Men are twice as likely as women to inherit a family business, perpetuating the entrepreneurial gender gap, a major new study has revealed.
The finding forms part of Cynergy Bank’s new research into family business succession plans.
According to the report, women are still being regularly overlooked for leadership roles in both family and non-family firms.
Among those who intend to keep ownership of a company in the family, male relatives are prioritised and are almost twice as likely as females to take over the business.
In total, 42 per cent of those passing down a business say they will hand over ownership to a male relative compared to just 22 per cent who say ownership will go into the hands of a female.
This is particularly true of “stereotypically male” professions, such as construction and the trades.
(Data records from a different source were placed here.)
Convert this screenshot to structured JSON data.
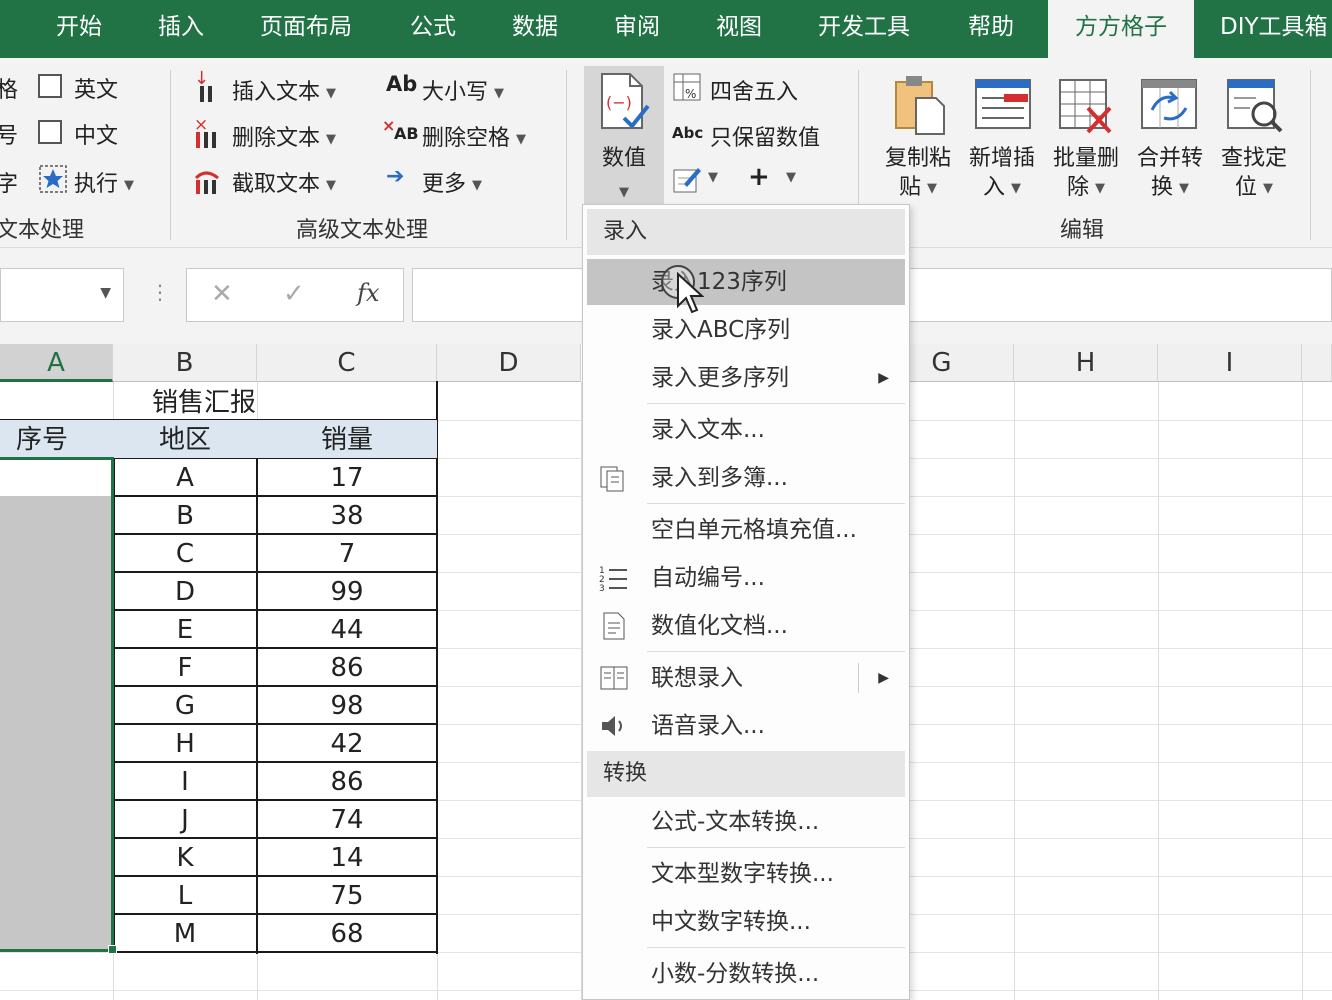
{
  "tabs": [
    {
      "label": "开始"
    },
    {
      "label": "插入"
    },
    {
      "label": "页面布局"
    },
    {
      "label": "公式"
    },
    {
      "label": "数据"
    },
    {
      "label": "审阅"
    },
    {
      "label": "视图"
    },
    {
      "label": "开发工具"
    },
    {
      "label": "帮助"
    },
    {
      "label": "方方格子"
    },
    {
      "label": "DIY工具箱"
    }
  ],
  "ribbon": {
    "left_group": {
      "partial_labels": [
        "格",
        "号",
        "字"
      ],
      "english_label": "英文",
      "chinese_label": "中文",
      "execute_label": "执行",
      "group_label": "文本处理"
    },
    "advanced_group": {
      "insert_text": "插入文本",
      "delete_text": "删除文本",
      "extract_text": "截取文本",
      "case": "大小写",
      "case_icon_text": "Ab",
      "remove_spaces": "删除空格",
      "remove_spaces_icon_text": "AB",
      "more": "更多",
      "group_label": "高级文本处理"
    },
    "numeric_group": {
      "numeric_button": "数值",
      "round": "四舍五入",
      "keep_values": "只保留数值",
      "keep_values_icon_text": "Abc",
      "plus": "+"
    },
    "edit_group": {
      "buttons": [
        {
          "line1": "复制粘",
          "line2": "贴"
        },
        {
          "line1": "新增插",
          "line2": "入"
        },
        {
          "line1": "批量删",
          "line2": "除"
        },
        {
          "line1": "合并转",
          "line2": "换"
        },
        {
          "line1": "查找定",
          "line2": "位"
        }
      ],
      "group_label": "编辑"
    }
  },
  "formula_bar": {
    "cancel_glyph": "✕",
    "confirm_glyph": "✓",
    "fx_label": "fx",
    "name_box_value": "",
    "formula_value": ""
  },
  "sheet": {
    "columns": [
      "A",
      "B",
      "C",
      "D",
      "G",
      "H",
      "I"
    ],
    "title": "销售汇报",
    "headers": {
      "seq": "序号",
      "region": "地区",
      "sales": "销量"
    },
    "rows": [
      {
        "region": "A",
        "sales": "17"
      },
      {
        "region": "B",
        "sales": "38"
      },
      {
        "region": "C",
        "sales": "7"
      },
      {
        "region": "D",
        "sales": "99"
      },
      {
        "region": "E",
        "sales": "44"
      },
      {
        "region": "F",
        "sales": "86"
      },
      {
        "region": "G",
        "sales": "98"
      },
      {
        "region": "H",
        "sales": "42"
      },
      {
        "region": "I",
        "sales": "86"
      },
      {
        "region": "J",
        "sales": "74"
      },
      {
        "region": "K",
        "sales": "14"
      },
      {
        "region": "L",
        "sales": "75"
      },
      {
        "region": "M",
        "sales": "68"
      }
    ]
  },
  "menu": {
    "section_input": "录入",
    "input_items": [
      "录入123序列",
      "录入ABC序列",
      "录入更多序列",
      "录入文本...",
      "录入到多簿...",
      "空白单元格填充值...",
      "自动编号...",
      "数值化文档...",
      "联想录入",
      "语音录入..."
    ],
    "section_convert": "转换",
    "convert_items": [
      "公式-文本转换...",
      "文本型数字转换...",
      "中文数字转换...",
      "小数-分数转换..."
    ]
  },
  "colors": {
    "tab_green": "#217346",
    "ribbon_bg": "#f3f3f3",
    "selection_fill": "#c6c6c6",
    "header_fill": "#dce6f1",
    "menu_hover": "#c4c4c4"
  }
}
However, attitudes are changing. Almost half (45 per cent) of family business owners claim that the introduction of gender gap reporting has made them “reconsider assumptions about gender and leadership”, while just a third believe “it’s only natural that family businesses pass onto male relatives”.
Commenting on the report, Nick Fahy, chief executive of Cynergy Bank, said: “Historically family businesses have overlooked female leadership talent and handed their businesses down to sons and nephews. It’s disappointing to see that this is still the case in 2019.
“Family businesses make a significant contribution to the communities in which they operate. It’s important they reflect these communities in their leadership. We frequently see ‘& Sons’ incorporated into the name of family firms. There are some ‘& Daughters’ out there, but they are few and far between.”
The study comes after Cynergy Bank announced a £75 million fund for female-led family firms.